Industriestrompreis: Entlastung mit Bedingungen

Der Industriestrompreis ist in seiner aktuellen Ausgestaltung weniger als klassische Förderung zu verstehen, sondern als strategisches Instrument zur Stabilisierung energieintensiver Industrien im Übergang zu einem elektrifizierten und klimaneutralen Energiesystem. Ausgangspunkt ist ein struktureller Wettbewerbsnachteil: dauerhaft höhere Strompreise in Europa bei gleichzeitig steigenden Anforderungen durch Elektrifizierung und Dekarbonisierung. Der Industriestrompreis soll diese Lücke temporär abfedern – jedoch nicht vollständig schließen.
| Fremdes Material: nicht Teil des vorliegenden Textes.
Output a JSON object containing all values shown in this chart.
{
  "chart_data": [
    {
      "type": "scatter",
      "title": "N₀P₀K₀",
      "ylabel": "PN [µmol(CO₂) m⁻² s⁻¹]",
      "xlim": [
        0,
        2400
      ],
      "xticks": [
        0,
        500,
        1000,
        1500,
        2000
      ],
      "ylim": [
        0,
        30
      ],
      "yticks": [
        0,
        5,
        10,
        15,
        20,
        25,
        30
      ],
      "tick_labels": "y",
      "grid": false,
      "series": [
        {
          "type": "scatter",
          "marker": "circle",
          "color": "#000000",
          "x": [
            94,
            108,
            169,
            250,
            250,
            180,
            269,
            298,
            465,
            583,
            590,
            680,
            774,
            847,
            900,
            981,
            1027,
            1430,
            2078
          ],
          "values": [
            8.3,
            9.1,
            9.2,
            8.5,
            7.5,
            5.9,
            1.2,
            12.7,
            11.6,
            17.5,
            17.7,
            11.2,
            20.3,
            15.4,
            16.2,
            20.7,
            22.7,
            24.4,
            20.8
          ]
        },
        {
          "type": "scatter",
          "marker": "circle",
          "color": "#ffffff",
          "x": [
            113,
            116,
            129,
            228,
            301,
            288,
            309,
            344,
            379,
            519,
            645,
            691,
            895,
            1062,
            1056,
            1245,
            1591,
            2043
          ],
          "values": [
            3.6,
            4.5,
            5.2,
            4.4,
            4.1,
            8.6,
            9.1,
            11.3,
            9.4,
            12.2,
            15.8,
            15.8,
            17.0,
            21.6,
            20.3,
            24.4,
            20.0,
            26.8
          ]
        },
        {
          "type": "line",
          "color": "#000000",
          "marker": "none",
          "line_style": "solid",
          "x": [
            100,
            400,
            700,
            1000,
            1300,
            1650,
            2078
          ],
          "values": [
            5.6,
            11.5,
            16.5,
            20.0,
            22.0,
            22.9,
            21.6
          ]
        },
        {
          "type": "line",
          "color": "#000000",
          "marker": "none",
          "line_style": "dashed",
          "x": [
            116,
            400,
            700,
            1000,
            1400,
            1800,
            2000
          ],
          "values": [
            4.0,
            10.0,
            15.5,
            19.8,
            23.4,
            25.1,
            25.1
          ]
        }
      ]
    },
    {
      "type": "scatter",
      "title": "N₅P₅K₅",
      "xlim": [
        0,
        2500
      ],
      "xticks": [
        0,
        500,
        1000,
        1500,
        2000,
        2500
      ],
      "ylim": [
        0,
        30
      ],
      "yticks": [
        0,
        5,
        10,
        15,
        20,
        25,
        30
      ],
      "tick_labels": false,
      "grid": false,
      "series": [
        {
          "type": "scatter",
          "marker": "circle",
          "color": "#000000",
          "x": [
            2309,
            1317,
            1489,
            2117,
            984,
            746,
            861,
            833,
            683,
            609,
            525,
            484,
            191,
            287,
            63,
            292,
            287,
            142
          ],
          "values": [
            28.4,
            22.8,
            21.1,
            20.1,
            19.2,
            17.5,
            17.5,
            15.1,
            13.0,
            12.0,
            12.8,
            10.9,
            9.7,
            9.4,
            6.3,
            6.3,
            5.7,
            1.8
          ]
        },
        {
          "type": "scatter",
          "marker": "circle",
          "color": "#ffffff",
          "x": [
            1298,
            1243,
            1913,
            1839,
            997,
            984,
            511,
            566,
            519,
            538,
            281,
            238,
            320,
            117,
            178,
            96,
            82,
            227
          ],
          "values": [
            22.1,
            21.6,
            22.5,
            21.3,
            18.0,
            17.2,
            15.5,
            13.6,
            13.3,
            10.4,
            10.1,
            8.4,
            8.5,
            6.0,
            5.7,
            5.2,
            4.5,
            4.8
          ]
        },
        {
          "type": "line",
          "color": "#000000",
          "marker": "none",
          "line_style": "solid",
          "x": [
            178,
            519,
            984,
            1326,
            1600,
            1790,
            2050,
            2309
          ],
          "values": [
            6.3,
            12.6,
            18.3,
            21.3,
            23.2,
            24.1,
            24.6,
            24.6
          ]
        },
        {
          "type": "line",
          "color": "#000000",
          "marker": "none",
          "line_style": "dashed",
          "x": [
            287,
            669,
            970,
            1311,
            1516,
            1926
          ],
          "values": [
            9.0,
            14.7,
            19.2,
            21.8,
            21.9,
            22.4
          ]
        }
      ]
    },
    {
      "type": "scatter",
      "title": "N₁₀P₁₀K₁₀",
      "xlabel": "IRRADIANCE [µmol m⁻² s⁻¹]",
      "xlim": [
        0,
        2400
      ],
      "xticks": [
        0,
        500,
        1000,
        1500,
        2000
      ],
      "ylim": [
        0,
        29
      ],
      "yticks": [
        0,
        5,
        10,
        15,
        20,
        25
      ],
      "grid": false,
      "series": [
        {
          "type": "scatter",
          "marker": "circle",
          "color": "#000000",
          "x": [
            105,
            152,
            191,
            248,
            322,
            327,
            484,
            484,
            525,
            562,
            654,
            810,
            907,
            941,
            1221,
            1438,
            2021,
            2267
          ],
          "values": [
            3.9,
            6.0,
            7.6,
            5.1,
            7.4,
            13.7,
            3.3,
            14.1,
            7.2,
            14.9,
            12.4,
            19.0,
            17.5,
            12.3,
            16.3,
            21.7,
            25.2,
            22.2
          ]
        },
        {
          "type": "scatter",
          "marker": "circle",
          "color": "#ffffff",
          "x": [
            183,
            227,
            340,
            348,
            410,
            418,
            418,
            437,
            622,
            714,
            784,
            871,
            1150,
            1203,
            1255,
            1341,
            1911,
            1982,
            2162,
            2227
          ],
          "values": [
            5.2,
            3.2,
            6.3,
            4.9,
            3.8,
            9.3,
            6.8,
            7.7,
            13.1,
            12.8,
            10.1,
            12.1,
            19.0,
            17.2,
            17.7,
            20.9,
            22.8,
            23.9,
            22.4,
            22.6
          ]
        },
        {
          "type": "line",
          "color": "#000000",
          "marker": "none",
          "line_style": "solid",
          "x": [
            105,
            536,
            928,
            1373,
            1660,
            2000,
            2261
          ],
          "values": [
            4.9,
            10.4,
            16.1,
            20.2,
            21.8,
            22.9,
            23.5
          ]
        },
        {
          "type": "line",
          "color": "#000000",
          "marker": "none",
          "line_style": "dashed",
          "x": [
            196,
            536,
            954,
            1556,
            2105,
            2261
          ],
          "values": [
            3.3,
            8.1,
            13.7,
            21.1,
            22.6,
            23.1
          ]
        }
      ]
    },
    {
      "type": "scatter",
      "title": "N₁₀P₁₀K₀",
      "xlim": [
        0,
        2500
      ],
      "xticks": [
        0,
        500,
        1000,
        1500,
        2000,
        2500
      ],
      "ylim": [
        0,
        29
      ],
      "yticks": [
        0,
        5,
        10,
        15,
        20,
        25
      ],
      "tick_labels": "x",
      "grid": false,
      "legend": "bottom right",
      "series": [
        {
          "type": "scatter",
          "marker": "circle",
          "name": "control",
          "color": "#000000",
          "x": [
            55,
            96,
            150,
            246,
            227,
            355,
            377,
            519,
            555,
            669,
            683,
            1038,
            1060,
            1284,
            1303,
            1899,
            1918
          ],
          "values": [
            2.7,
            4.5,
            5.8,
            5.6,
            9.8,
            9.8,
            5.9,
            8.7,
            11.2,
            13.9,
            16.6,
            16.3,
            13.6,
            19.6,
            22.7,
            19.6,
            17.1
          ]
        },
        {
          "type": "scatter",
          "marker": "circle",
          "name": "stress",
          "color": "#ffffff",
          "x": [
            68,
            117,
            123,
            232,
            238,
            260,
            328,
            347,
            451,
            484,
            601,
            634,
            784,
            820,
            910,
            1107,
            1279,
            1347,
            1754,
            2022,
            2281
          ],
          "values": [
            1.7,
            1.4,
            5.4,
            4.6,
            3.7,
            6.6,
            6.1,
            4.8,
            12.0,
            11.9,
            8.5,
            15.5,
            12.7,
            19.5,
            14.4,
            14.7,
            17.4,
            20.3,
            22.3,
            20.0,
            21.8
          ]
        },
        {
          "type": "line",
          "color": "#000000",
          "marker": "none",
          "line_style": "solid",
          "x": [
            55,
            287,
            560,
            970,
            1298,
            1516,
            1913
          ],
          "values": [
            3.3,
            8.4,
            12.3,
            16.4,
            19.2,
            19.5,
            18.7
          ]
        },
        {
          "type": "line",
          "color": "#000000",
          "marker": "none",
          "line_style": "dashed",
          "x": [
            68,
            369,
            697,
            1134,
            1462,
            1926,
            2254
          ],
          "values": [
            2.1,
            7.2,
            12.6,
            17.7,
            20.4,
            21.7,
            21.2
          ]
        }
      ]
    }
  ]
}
Die beihilferechtliche Grundlage bildet der europäische Rahmen, konkret der Clean Industrial Deal State Aid Framework (CISAF). Dieser begrenzt die Förderung bewusst: Sie greift nur für einen Teil des Stromverbrauchs, ist in ihrer Höhe gedeckelt und zeitlich befristet. Ökonomisch handelt es sich daher nicht um eine vollständige Strompreissenkung, sondern um eine partielle Entlastung, die vor allem Preisspitzen abfedert. In der praktischen Umsetzung zeigt sich, dass die Förderfähigkeit zweistufig funktioniert. Zunächst erfolgt eine sektorale Vorauswahl, die sich an bestehenden Listen wie der KUEBLL orientiert. Entscheidend ist jedoch die unternehmensspezifische Stromintensität. Damit verschiebt sich die Bewertung von einer rein branchenspezifischen hin zu einer betriebswirtschaftlichen Betrachtung. Unternehmen desselben Sektors können daher unterschiedlich bewertet werden, je nachdem, welche Rolle Strom in ihrer Kostenstruktur spielt.

Die wirtschaftliche Wirkung ist dennoch erheblich. Unter den derzeit diskutierten Parametern ergeben sich Entlastungen von etwa 15 bis 25 €/MWh auf den Gesamtstromverbrauch. Für typische Industriestandorte entspricht das Einsparungen im sechs- bis siebenstelligen Bereich pro Jahr. Allerdings ist diese Entlastung an klare Bedingungen geknüpft. Zentral ist die

 

Gegenleistungsverpflichtung. Unternehmen müssen einen wesentlichen Teil der erhaltenen Beihilfe – typischerweise mindestens 50 % – in Maßnahmen investieren, die zur Transformation des Energiesystems beitragen. Dazu zählen insbesondere erneuerbare Eigenerzeugung, Speicher, Flexibilisierung, Elektrifizierung und Effizienzmaßnahmen. Der Industriestrompreis wirkt damit nicht nur kostensenkend, sondern auch investitionssteuernd.

Aus strategischer Sicht entsteht dadurch eine doppelte Optimierungsaufgabe: Einerseits ist die maximale Entlastung zu ermitteln, andererseits müssen geeignete und anrechenbare Investitionen identifiziert werden. Die Herausforderung liegt somit weniger im Antrag selbst als in der Entwicklung eines konsistenten Maßnahmenportfolios. Zusätzliche Komplexität entsteht durch die Wechselwirkung mit bestehenden Instrumenten, insbesondere der Strompreiskompensation. Eine doppelte Förderung derselben Strommenge ist ausgeschlossen, sodass eine gezielte Aufteilung der Verbräuche erforderlich wird.

In der praktischen Umsetzung sind vor allem drei Aspekte kritisch: die saubere Abgrenzung der Strommengen, steigende Anforderungen an Nachweis und Prüfung sowie die zeitliche Einordnung der Investitionen. Unternehmen, die diese Punkte frühzeitig strukturieren, haben einen klaren Vorteil. Insgesamt ist der Industriestrompreis damit kein isoliertes Förderinstrument, sondern Teil einer umfassenden Transformationslogik. Seine Wirkung entfaltet er vor allem dann, wenn er strategisch in die Energie- und Investitionsplanung integriert wird.